Skip ahead to 2004. The brothers had spent most of the previous decade criss-crossing North America, playing music with their spirited, improv-based rock trio, The Slip. That Spring, the band was playing a small club in Montreal, QC when a fire broke out in the venue. They grabbed a few guitars/drums and rushed out onto the rainy street with the rest of the concert goers. As the club's mezzanine was swallowed by flames, Andrew offered his coat to one of the waitresses from the bar. One year later, Brad and Andrew Barr were living in Montreal. That waitress is now one of their managers.
In his first apartment in the new city, Brad shared an adjoining wall with Sarah Page, a classically trained harpist from Montreal with a propensity for the experimental. As tender and visceral as she is virtuosic, her melodies would seep through the cracks of the wall and into the music Brad was writing. From this nebulous relationship, a friendship developed and the brothers, with Sarah, began recording and performing around Montreal. Soon, their friend and multi-instrumentalist Andres Vial was brought in to lend his wide array of expertise to the outfit, playing keyboards, bass, vibes, percussion, and singing. They called themselves The Barr Brothers. With Brad's songs setting the context for the agile imaginations of the other musicians, a unique sound was born, one reliant on interwoven string arrangements, wide open spaces, and a multitude of musical traditions.
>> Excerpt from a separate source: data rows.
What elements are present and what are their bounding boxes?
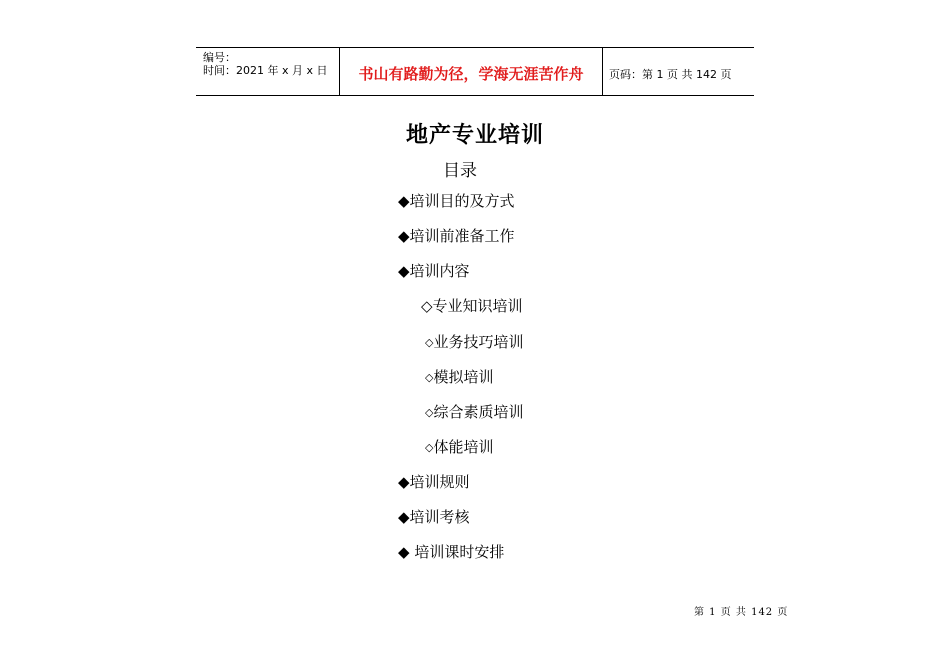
- toc-item-label: 培训规则: [409, 473, 470, 491]
- document-header: [196, 47, 754, 96]
- header-page-cell: [603, 48, 754, 95]
- toc-subitem-label: 模拟培训: [433, 368, 494, 386]
- toc-subitem: [421, 297, 523, 315]
- toc-subitem-label: 专业知识培训: [432, 297, 523, 315]
- header-info-cell: [196, 48, 340, 95]
- toc-item: [398, 262, 470, 280]
- solid-diamond-icon: ◆: [398, 543, 410, 561]
- code-label: 编号：: [203, 51, 236, 64]
- document-title: 地产专业培训: [405, 123, 544, 148]
- toc-item: [398, 227, 515, 245]
- solid-diamond-icon: ◆: [398, 262, 410, 280]
- hollow-diamond-icon: ◇: [425, 406, 434, 419]
- motto-text: 书山有路勤为径，学海无涯苦作舟: [358, 65, 584, 83]
- toc-subitem: [425, 368, 493, 387]
- header-motto-cell: [340, 48, 603, 95]
- toc-item-label: 培训前准备工作: [409, 227, 515, 245]
- toc-subitem: [425, 333, 523, 352]
- solid-diamond-icon: ◆: [398, 227, 410, 245]
- solid-diamond-icon: ◆: [398, 508, 410, 526]
- page-footer: 第 1 页 共 142 页: [694, 607, 789, 618]
- toc-item-label: 培训课时安排: [409, 543, 505, 561]
- hollow-diamond-icon: ◇: [421, 297, 433, 315]
- solid-diamond-icon: ◆: [398, 192, 410, 210]
- page-code: 页码：第 1 页 共 142 页: [609, 68, 732, 81]
- toc-item-label: 培训内容: [409, 262, 470, 280]
- toc-item: [398, 473, 470, 491]
- time-label: 时间：2021 年 x 月 x 日: [203, 64, 328, 77]
- toc-heading: 目录: [443, 161, 477, 181]
- toc-item: [398, 543, 504, 561]
- toc-subitem-label: 综合素质培训: [433, 403, 524, 421]
- toc-item: [398, 508, 470, 526]
- hollow-diamond-icon: ◇: [425, 371, 434, 384]
- toc-subitem-label: 业务技巧培训: [433, 333, 524, 351]
- toc-item-label: 培训考核: [409, 508, 470, 526]
- toc-subitem-label: 体能培训: [433, 438, 494, 456]
- toc-item: [398, 192, 515, 210]
- toc-subitem: [425, 438, 493, 457]
- toc-subitem: [425, 403, 523, 422]
- hollow-diamond-icon: ◇: [425, 336, 434, 349]
- solid-diamond-icon: ◆: [398, 473, 410, 491]
- toc-item-label: 培训目的及方式: [409, 192, 515, 210]
- hollow-diamond-icon: ◇: [425, 441, 434, 454]
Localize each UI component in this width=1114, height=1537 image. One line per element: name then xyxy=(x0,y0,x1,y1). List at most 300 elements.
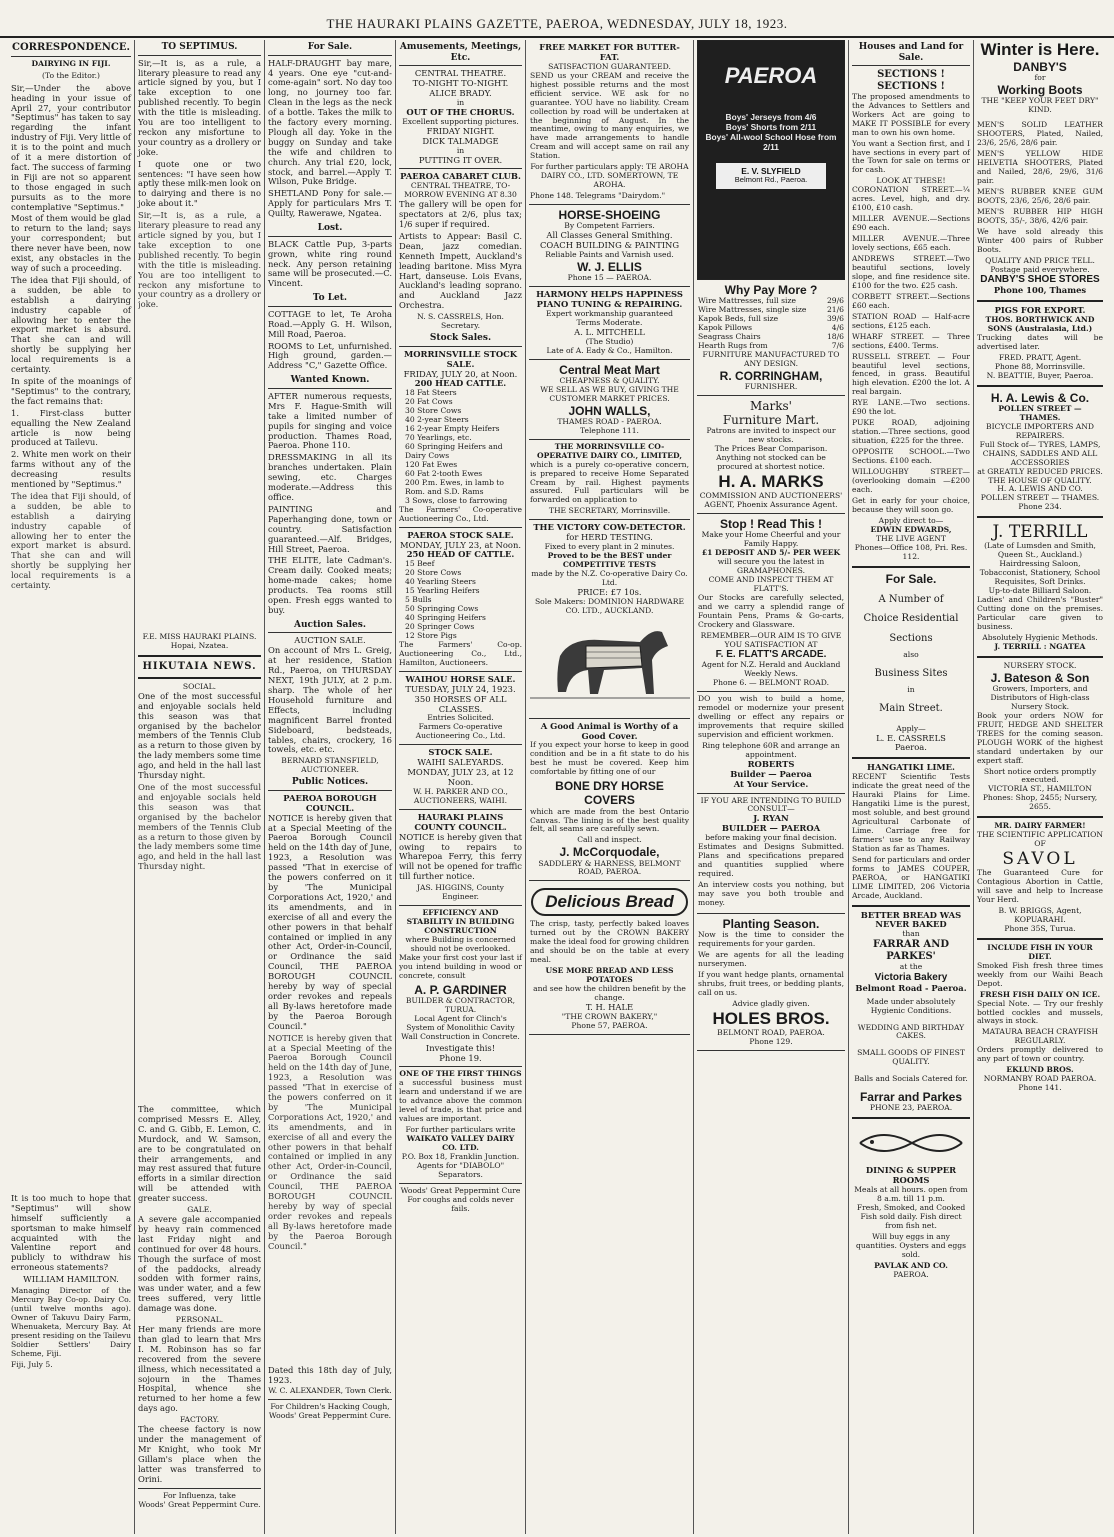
slyfield-line: Boys' Jerseys from 4/6 xyxy=(725,111,817,122)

Recorded in their makeshift studio in an old boiler room at the foot of Mount Royal, the ten song album The Barr Brothers recently finished, self-titled, was written over the course of the brother's time in a city full of strangers, lovers, old ghosts and new friends. Along with Sarah(Lhasa DeSela/Amon Tobin) and Andres the record also features Miles Perkin(Lhasa DeSela), Elizabeth Powell (Land of Talk), Nathan Moore, Jocie Adams (The Low Anthem), Elvis Perkins and Emma Baxter. It reads like a dusty journal of a traveler at the crossroads of good and evil. Hushed Americana lonesome and future-primitive delta blues clear the path for West African polyrhythms and classical motifs. Its all tied together by the commitment to the sources of the styles and their inherent connections to each other.
Though the boxing gloves have been long since retired, and the music, for the most part, is more refined than clobbering, there's always room for some blood on the floor.